The attorneys general for two US states are warning that some people are misusing Apple AirTag trackers as a stalking tool.
Since AirTags were released last year, reports have surfaced that the tracking accessories have been slipped into pockets and purses of unwitting people to track their location without their consent. Using Apple’s tracker this way will be treated as a felony, New York Attorney General Letitia James said in a consumer alert Wednesday.
Both New York’s James and Pennsylvania Attorney General Josh Shapiro have offered tips to identify whether an AirTag has been placed on your person, as reported earlier by Tom’s Guide.
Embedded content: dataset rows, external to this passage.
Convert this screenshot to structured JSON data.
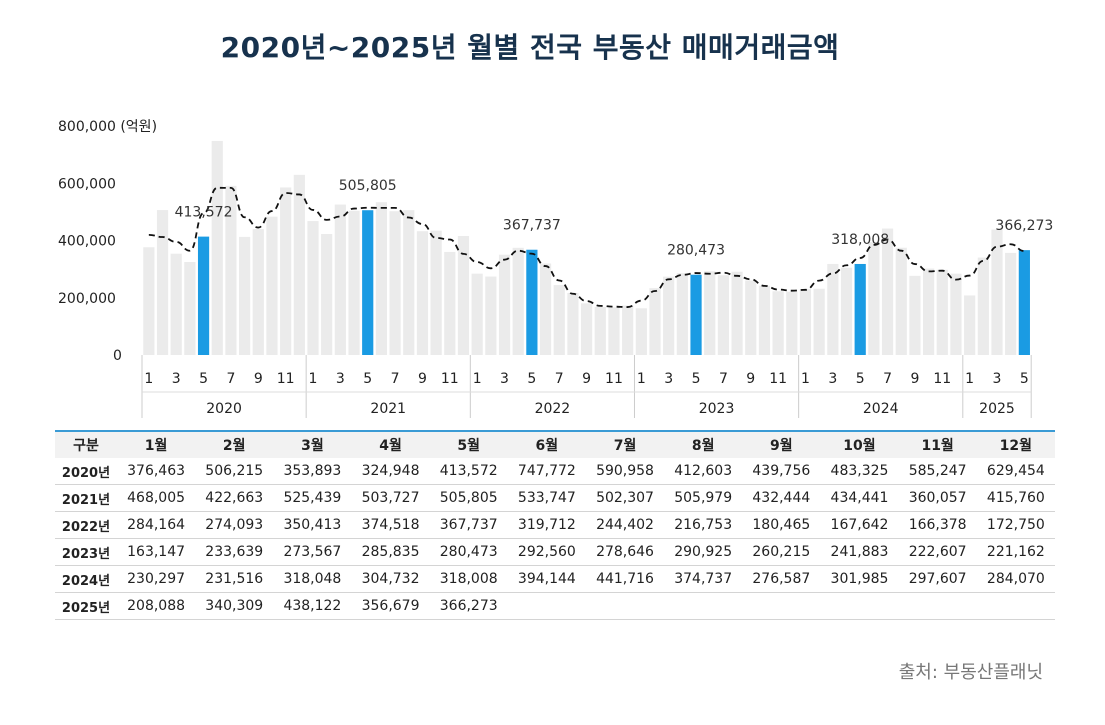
{
  "title": "2020년~2025년 월별 전국 부동산 매매거래금액",
  "source": "출처: 부동산플래닛",
  "colors": {
    "bar": "#ebebeb",
    "highlight": "#1a9be3",
    "trend": "#111111",
    "title": "#17324d",
    "table_rule": "#3a9bd5"
  },
  "chart_data": {
    "type": "bar",
    "ylabel": "800,000 (억원)",
    "ylim": [
      0,
      800000
    ],
    "yticks": [
      "0",
      "200,000",
      "400,000",
      "600,000"
    ],
    "x_tick_labels": [
      "1",
      "3",
      "5",
      "7",
      "9",
      "11"
    ],
    "x_tick_labels_2025": [
      "1",
      "3",
      "5"
    ],
    "highlight_month": 5,
    "years": [
      "2020",
      "2021",
      "2022",
      "2023",
      "2024",
      "2025"
    ],
    "series": [
      {
        "name": "2020",
        "values": [
          376463,
          506215,
          353893,
          324948,
          413572,
          747772,
          590958,
          412603,
          439756,
          483325,
          585247,
          629454
        ]
      },
      {
        "name": "2021",
        "values": [
          468005,
          422663,
          525439,
          503727,
          505805,
          533747,
          502307,
          505979,
          432444,
          434441,
          360057,
          415760
        ]
      },
      {
        "name": "2022",
        "values": [
          284164,
          274093,
          350413,
          374518,
          367737,
          319712,
          244402,
          216753,
          180465,
          167642,
          166378,
          172750
        ]
      },
      {
        "name": "2023",
        "values": [
          163147,
          233639,
          273567,
          285835,
          280473,
          292560,
          278646,
          290925,
          260215,
          241883,
          222607,
          221162
        ]
      },
      {
        "name": "2024",
        "values": [
          230297,
          231516,
          318048,
          304732,
          318008,
          394144,
          441716,
          374737,
          276587,
          301985,
          297607,
          284070
        ]
      },
      {
        "name": "2025",
        "values": [
          208088,
          340309,
          438122,
          356679,
          366273
        ]
      }
    ],
    "annotations": [
      "413,572",
      "505,805",
      "367,737",
      "280,473",
      "318,008",
      "366,273"
    ]
  },
  "table": {
    "headers": [
      "구분",
      "1월",
      "2월",
      "3월",
      "4월",
      "5월",
      "6월",
      "7월",
      "8월",
      "9월",
      "10월",
      "11월",
      "12월"
    ],
    "rows": [
      [
        "2020년",
        "376,463",
        "506,215",
        "353,893",
        "324,948",
        "413,572",
        "747,772",
        "590,958",
        "412,603",
        "439,756",
        "483,325",
        "585,247",
        "629,454"
      ],
      [
        "2021년",
        "468,005",
        "422,663",
        "525,439",
        "503,727",
        "505,805",
        "533,747",
        "502,307",
        "505,979",
        "432,444",
        "434,441",
        "360,057",
        "415,760"
      ],
      [
        "2022년",
        "284,164",
        "274,093",
        "350,413",
        "374,518",
        "367,737",
        "319,712",
        "244,402",
        "216,753",
        "180,465",
        "167,642",
        "166,378",
        "172,750"
      ],
      [
        "2023년",
        "163,147",
        "233,639",
        "273,567",
        "285,835",
        "280,473",
        "292,560",
        "278,646",
        "290,925",
        "260,215",
        "241,883",
        "222,607",
        "221,162"
      ],
      [
        "2024년",
        "230,297",
        "231,516",
        "318,048",
        "304,732",
        "318,008",
        "394,144",
        "441,716",
        "374,737",
        "276,587",
        "301,985",
        "297,607",
        "284,070"
      ],
      [
        "2025년",
        "208,088",
        "340,309",
        "438,122",
        "356,679",
        "366,273",
        "",
        "",
        "",
        "",
        "",
        "",
        ""
      ]
    ]
  }
}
AirTags are designed to beep when separated from devices they’re paired to, and iPhones and iPads should warn users when they detect that an unpaired AirTag is nearby.
State privacy laws and protections are still catching up to AirTags and other forms of electronic tracking. While New York and Pennsylvania officials have publicly denounced misusing the trackers to monitor people without their consent, other states have not done so yet. Despite an incident of an AirTag allegedly being used to track someone last fall in Akron, Ohio, the city’s police department is reportedly undecided on whether that would be considered stalking, according to a WKYC investigation.
AirTag owners tap into Apple’s Find My network of existing iPhones and devices in the wild to navigate toward the tracker accessory they’ve set up. Apple has acknowledged that its trackers could be misused and has tweaked the devices and Find My network to deter abuse.
To make it harder to use AirTags for nefarious purposes, Apple plans to update its accessories to warn users during setup that misusing them could be a criminal offense and to improve the sound alerts. Previously, the company shortened the time it informed nonowners of nearby AirTags and released an Android app to detect the trackers.